Unchecked corporate power and the madness of militarism – unless these crucial, overarching issues are addressed, unless the “unwarranted influence [of] the military industrial complex,” as President Eisenhower warned a half century ago, is challenged and brought to heal, unless our dysfunctional national priorities are dramatically reordered, then little positive change will be possible in our society.

An Obama delegate to the Democratic National Convention four years ago, Solomon is an independent, progressive Democrat who’s not afraid to take on the leadership of both parties when they kowtow to corporate interests and neglect the public interest.

On principle, Solomon refuses to accept money from corporate PACs and lobbyists, a decision that sets him apart from the two corporate-backed Congressional candidates (Huffman and Lawson) who say that campaign finance reform is important while pocketing contributions from the likes of Walmart, PG&E and Gallo.

Norman Solomon is a historical progressive, not just a rhetorical progressive.

When mass media were beating the drums of war in 2002 and drowning out critical voices, Solomon broke through the media barricade by leading three internationally publicized peace missions to Baghdad before the calamitous Iraq invasion. When the U.S. economy tanked a few years later, Solomon didn’t respond with nice-sounding platitudes about the need for a greener economy; he organized a citizens commission in the North Bay, drawing upon the expertise of local ecologists, educators, and labor unionists, and they held public hearings and drew up plans for how to actually implement a regional green jobs program based on New Deal principles.
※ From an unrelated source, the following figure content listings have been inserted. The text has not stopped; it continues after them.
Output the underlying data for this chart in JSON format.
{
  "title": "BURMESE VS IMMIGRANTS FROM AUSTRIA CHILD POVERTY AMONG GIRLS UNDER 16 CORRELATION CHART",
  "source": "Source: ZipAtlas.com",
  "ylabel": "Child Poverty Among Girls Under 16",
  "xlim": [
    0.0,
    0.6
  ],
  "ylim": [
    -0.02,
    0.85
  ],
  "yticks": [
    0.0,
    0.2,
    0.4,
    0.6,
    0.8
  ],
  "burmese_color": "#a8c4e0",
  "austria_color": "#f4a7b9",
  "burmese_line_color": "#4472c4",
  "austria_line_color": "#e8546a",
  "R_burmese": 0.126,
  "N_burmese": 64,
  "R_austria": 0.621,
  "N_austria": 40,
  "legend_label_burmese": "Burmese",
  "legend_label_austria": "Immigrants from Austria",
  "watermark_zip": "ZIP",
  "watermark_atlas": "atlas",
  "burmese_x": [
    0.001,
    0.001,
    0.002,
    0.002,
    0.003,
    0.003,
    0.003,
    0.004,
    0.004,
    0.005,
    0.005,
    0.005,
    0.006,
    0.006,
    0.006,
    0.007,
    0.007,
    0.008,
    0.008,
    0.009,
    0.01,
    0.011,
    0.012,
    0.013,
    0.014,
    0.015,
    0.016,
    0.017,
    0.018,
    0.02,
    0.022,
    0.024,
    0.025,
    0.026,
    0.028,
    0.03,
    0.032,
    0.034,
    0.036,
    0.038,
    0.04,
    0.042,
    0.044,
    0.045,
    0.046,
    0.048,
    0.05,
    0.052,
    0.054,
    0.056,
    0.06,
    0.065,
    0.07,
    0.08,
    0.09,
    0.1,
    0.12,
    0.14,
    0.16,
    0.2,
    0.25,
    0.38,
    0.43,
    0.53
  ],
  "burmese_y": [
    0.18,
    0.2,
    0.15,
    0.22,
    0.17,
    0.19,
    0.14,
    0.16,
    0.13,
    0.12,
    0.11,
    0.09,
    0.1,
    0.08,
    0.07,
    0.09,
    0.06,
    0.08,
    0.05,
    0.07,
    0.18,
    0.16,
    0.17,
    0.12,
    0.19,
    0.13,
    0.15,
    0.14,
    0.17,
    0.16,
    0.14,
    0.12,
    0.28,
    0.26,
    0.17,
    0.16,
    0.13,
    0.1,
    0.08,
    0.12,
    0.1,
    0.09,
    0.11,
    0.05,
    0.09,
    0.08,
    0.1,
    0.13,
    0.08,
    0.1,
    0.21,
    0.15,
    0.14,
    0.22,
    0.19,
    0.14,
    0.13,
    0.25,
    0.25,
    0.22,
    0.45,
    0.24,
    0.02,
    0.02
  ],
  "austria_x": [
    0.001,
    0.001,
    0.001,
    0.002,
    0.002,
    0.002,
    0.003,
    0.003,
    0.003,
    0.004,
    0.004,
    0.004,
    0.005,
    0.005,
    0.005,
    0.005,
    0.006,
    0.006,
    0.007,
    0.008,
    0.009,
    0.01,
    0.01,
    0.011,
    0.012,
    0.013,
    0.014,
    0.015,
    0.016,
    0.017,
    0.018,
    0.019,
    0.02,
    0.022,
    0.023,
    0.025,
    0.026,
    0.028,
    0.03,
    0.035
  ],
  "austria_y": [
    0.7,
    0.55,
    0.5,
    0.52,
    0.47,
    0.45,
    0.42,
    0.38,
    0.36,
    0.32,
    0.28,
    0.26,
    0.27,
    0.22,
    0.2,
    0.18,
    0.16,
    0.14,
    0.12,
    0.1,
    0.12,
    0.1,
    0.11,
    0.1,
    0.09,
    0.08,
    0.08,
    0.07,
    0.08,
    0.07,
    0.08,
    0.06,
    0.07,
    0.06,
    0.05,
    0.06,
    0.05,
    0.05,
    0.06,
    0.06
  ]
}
But where will the money come from? America isn’t broke, Solomon reminds us. We’re a very wealthy country, but our wealth is unfairly distributed and much of it is squandered on maintaining a permanent warfare state with military bases in more than 100 countries.

Like his hero the late Senator Paul Wellstone from Minnesota, Solomon never previously held elected office before he decided to run for Congress

If elected, Solomon will be a galvanizing presence on the national stage at a time when both parties are largely beholden to big bucks and small ideas. That’s what we need – a galvanizing presence from Northern California, not someone who’ll nibble at the edges of reform

I’ve known Solomon for more than 25 years – we coauthored a book about corporate news media (Unreliable Sources, 1990).  He’s a person of great integrity, a passionate, eloquent advocate for social justice. I agree wholeheartedly with blogger Glen Greenwald: “When it comes to Congressional candidates, it just doesn’t get any better than Norman Solomon.”